Sharing the first segment of today's Meet the Press with Senator Lindsey Graham was Madeleine Albright. I actually like having guests with no power to do anything about the war in Iraq, or anything else for that matter, on the show. But if they are not going to use the freedom that comes with not being in power to say anything useful or original -- especially about this war -- why bother to book them?
It didn't seem to faze Tim that he had an unnecessary guest who as well as having no portfolio broke no new ground and brought no new insight into the debate. He went right into his flaccid "you said this in the past... you are saying something different now" gotcha thing.
Who cares whether former Secretary Albright's statements on the war are completely reconciled? Tim Russert, that's who. Indeed, why have Madeleine Albright -- "for the Democrats," as Russert put it when he introduced her -- when she's not even willing to go as far as Paul Wolfowitz?
"If you knew today that Saddam Hussein did not have weapons of mass destruction," Russert asked her, "would you vote to go to war?"
"I would have -- one, I was not a politician," Albright replied. "But I would have kept our attention on Afghanistan."
She may not be a politician, but she sure sounds like one -- incapable of uttering a clear, unambiguous "No, I would not vote to go to war if I knew today that Saddam did not have weapons of mass destruction." More to the point for Russert Watchers, what's to be served by really nailing down where Albright stands on this question?
Well, at least when she said goodbye we found out where she stands on that other war -- the war on Christmas: "Merry Christmas and happy holidays." Now we know: she's in favor of both sides!
But it was in the second segment when the real unreality of the show hit you. This was the roundtable, which featured David Brooks, E.J. Dionne, and Mike Allen, who had reported a piece on the inner workings of the Bush administration for tomorrow's Time, walked us through the door of unreality:
ALLEN: You talk to Republicans at Christmas parties, they think [the president] still has the makings of Reagan. There's still great promise in this administration.... If you talk to his friends, the president has not changed. They talk about a sort of Zen-like quality that he has.... They thought they were going to have to buck him up for Christmas. He was fine. He was reading military history, taking comfort in what happened to other commanders in chief who were underestimated in their time.
Maybe the eggnog at those Christmas parties (note that these are not "holiday" parties) was spiked. With acid. Because I don't think even alcohol would lead you to still see "great promise in this administration" and a "Zen-like quality" in the president.
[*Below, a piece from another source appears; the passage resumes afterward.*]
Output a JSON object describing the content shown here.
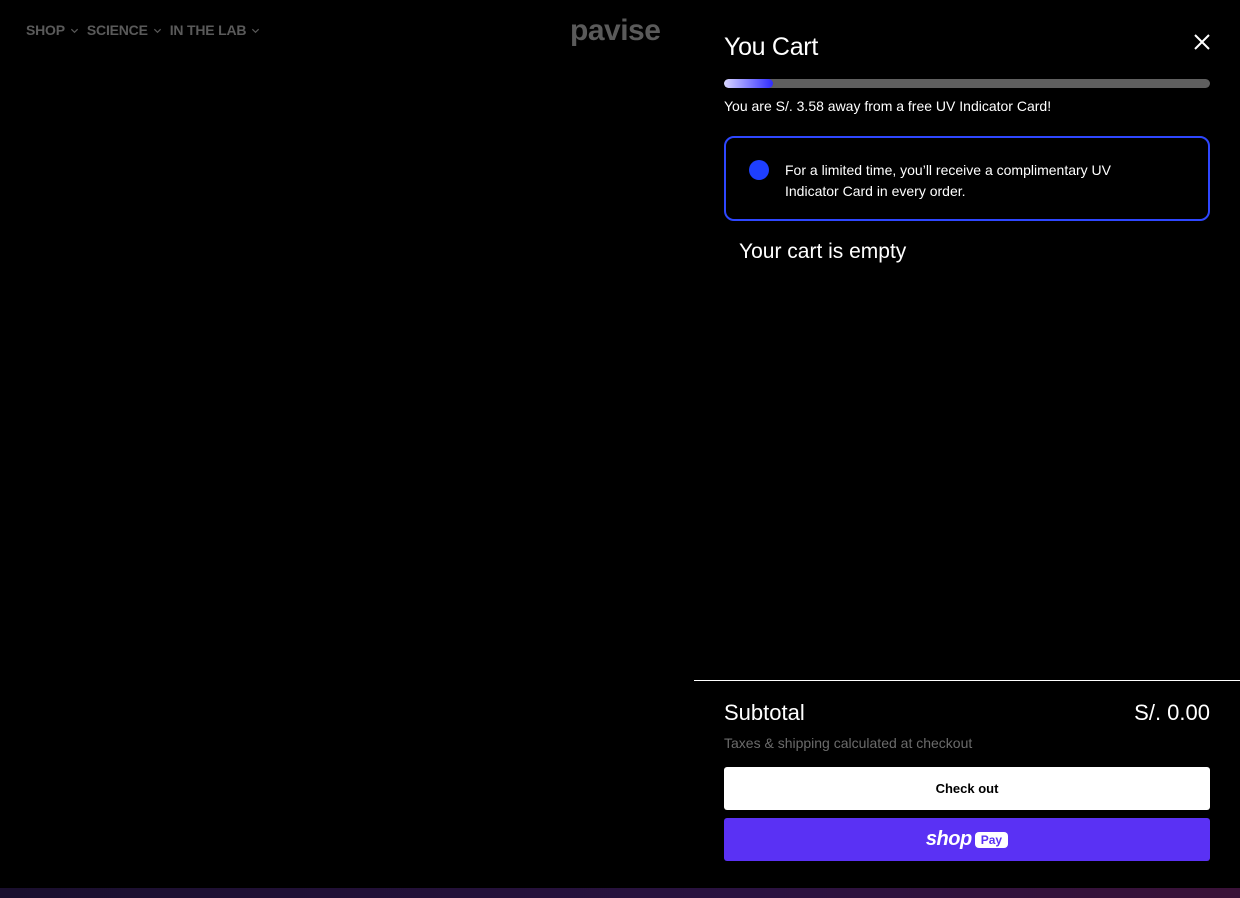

Then David Brooks took us a little deeper in his assessment of the president:
BROOKS: Yeah. He's ruled out, you know, being a Lincoln. You know, he's ruled out being a mediocre president. You know, he's either going to be a great president if Iraq works, or he'll be a terrible president if it fails.
Thanks, David. I'm pretty sure even his friends consuming large quantities of spiked eggnog at the Christmas parties had ruled out Lincoln. But it's nice to see David has such a low threshold for greatness and such a high threshold for failure in Iraq.
Help! Someone must be living in the real world, here, right? Surely E.J. will acknowledge that, you know, the physical laws of the universe haven't been suspended and we haven't entered some new reality. Think again:
DIONNE: I think that if things don't improve by the end of 2006, the pressure for withdrawal is going to become overwhelming.... And I think by the end of the year, if it's not substantially better -- by the end of next year -- that's where most Americans -- and I think a lot of people who are now still willing to give the president the benefit of a doubt, are going to be...
By the end of next year? If you look at the polls, it's pretty clear that the benefit of the doubt has already been withdrawn by the majority of Americans outside the Beltway. But this majority of Americans, who are no longer giving the president and this war the benefit of the doubt, was not represented on today's Meet the Press.
There was something new on the show, however: a promo about Meet the Press being webcast and podcast, complete with a clip of a woman listening to it while walking. There was no warning, however, about listening to it while jogging near moving traffic. Dangerous. Very dangerous. Though at least nodding off and getting hit by a truck might snap you back to reality.